If I'm going to use this side-project as an exercise to learn how to write the Post Scarcity compiler, the Post Scarcity compiler has got to be able to do that; so I should try.
If I'm going to use this side-project as an exercise to learn how to write the Post Scarcity compiler, the Post Scarcity compiler has got to be able to do that; so I should try.
## Generating LLVM-IR
All of the Ghuloum-style compilers I've seen generate to x86 assembly. Naegling -- and the Post Scarcity compiler (which are in my mind the same project) could just do the same. But I think the resultant compiler would be more hardware-agnostic, and thus more portable, as well as potentially more efficient, to use [LLVM-IR](https://llvm.org/docs/LangRef.html) instead.
### Resources
There's an [`-emit-llvm`](https://clang.llvm.org/docs/CommandGuide/clang.html#cmdoption-flto) option to the Clang C compiler which should be enough to bootstrap a compiler following the Ghuloum method.

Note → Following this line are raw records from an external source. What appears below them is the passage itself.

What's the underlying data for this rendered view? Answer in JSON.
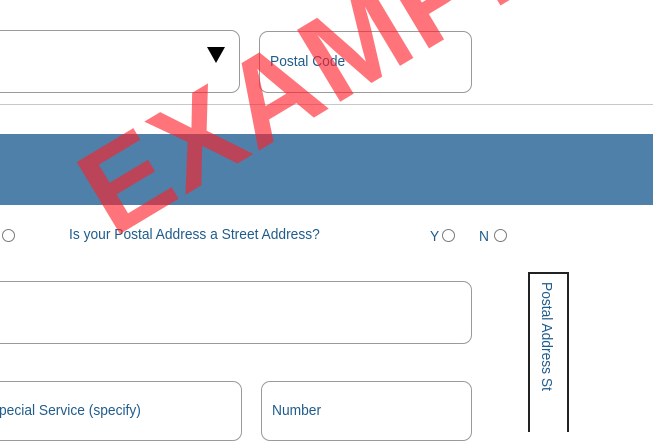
{
  "address_row": {
    "dropdown_value": "",
    "postal_code_label": "Postal Code"
  },
  "question": {
    "text": "Is your Postal Address a Street Address?",
    "yes_label": "Y",
    "no_label": "N"
  },
  "lower_fields": {
    "special_service_label": "pecial Service (specify)",
    "number_label": "Number"
  },
  "side_label": "Postal Address St",
  "watermark": "EXAMPLE",
  "colors": {
    "banner": "#4e80a9",
    "label_text": "#1f5c8c",
    "watermark": "#ff1e28"
  }
}
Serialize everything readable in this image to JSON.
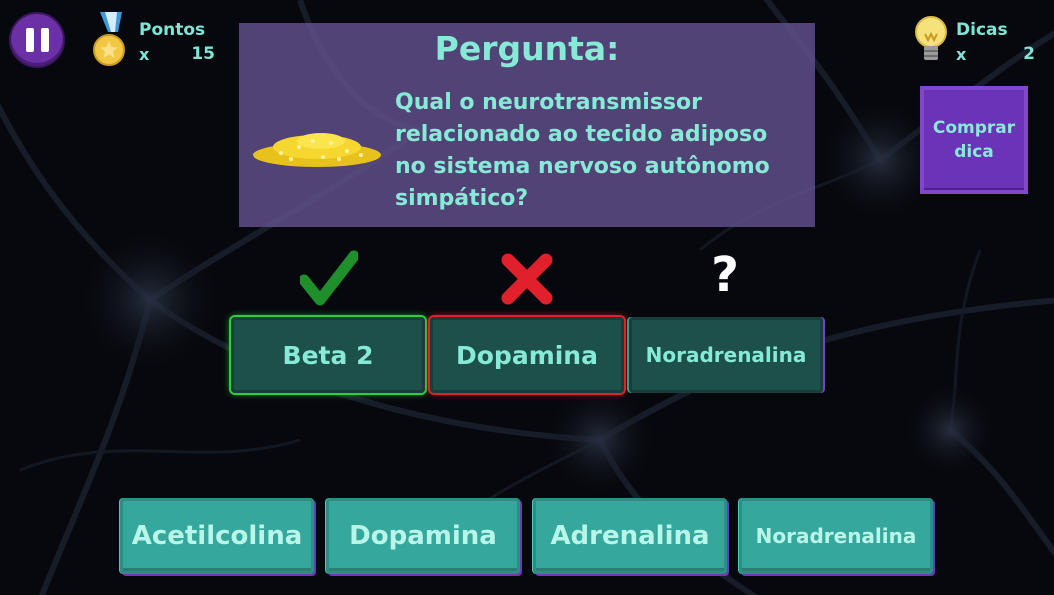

I've found [a good introductory text on working with LLVM-IR](https://mcyoung.xyz/2023/08/01/llvm-ir/) by [Sunny Young de la Sota](https://mcyoung.xyz/). This introduced me to [an online tool, godbolt](https://godbolt.org/) which accepts source in a variety of languages including C, Scheme, Rust and Zig, and outputs corresponding LLVM-IR. This looks reasonably approachable.
There's a [discussion here on how to generate LLVM-IR from C in memory](https://stackoverflow.com/questions/34828480/generate-assembly-from-c-code-in-memory-using-libclang) which I haven't yet studied intensively but may be helpful.
### Discussion
LLVM-IR is more like an intermediate language than what I'd think of as a pure assembler; it doesn't strike me as particularly intimidating. Consider this example:
```assembly
define i32 @square(i32 %x) {
%1 = mul i32 %x, %x
ret i32 %1
}
```
**However**, it seems that LLVM is opinionated about stack, and unless I am very careful about serialising my calls to the LLVM layer, it's going to build a shadow stack of its own separate from and much more inflexible than the Post Scarcity stack, which I really do not want, because that will crash me out of memory!
So I'm thinking about a layer that just does a tight iterative loop, generating Lisp stack frames, evaluating portions of Lisp functions until the next stack frame needs to be generated, leaving the state of that calculation in the prior Lisp stack frame, exiting, iterating to do the next without generating a new LLVM stack frame, and so on. This is obviously not how LLVM is intended to be used and may be pretty awkward, but conceptually it seems possible.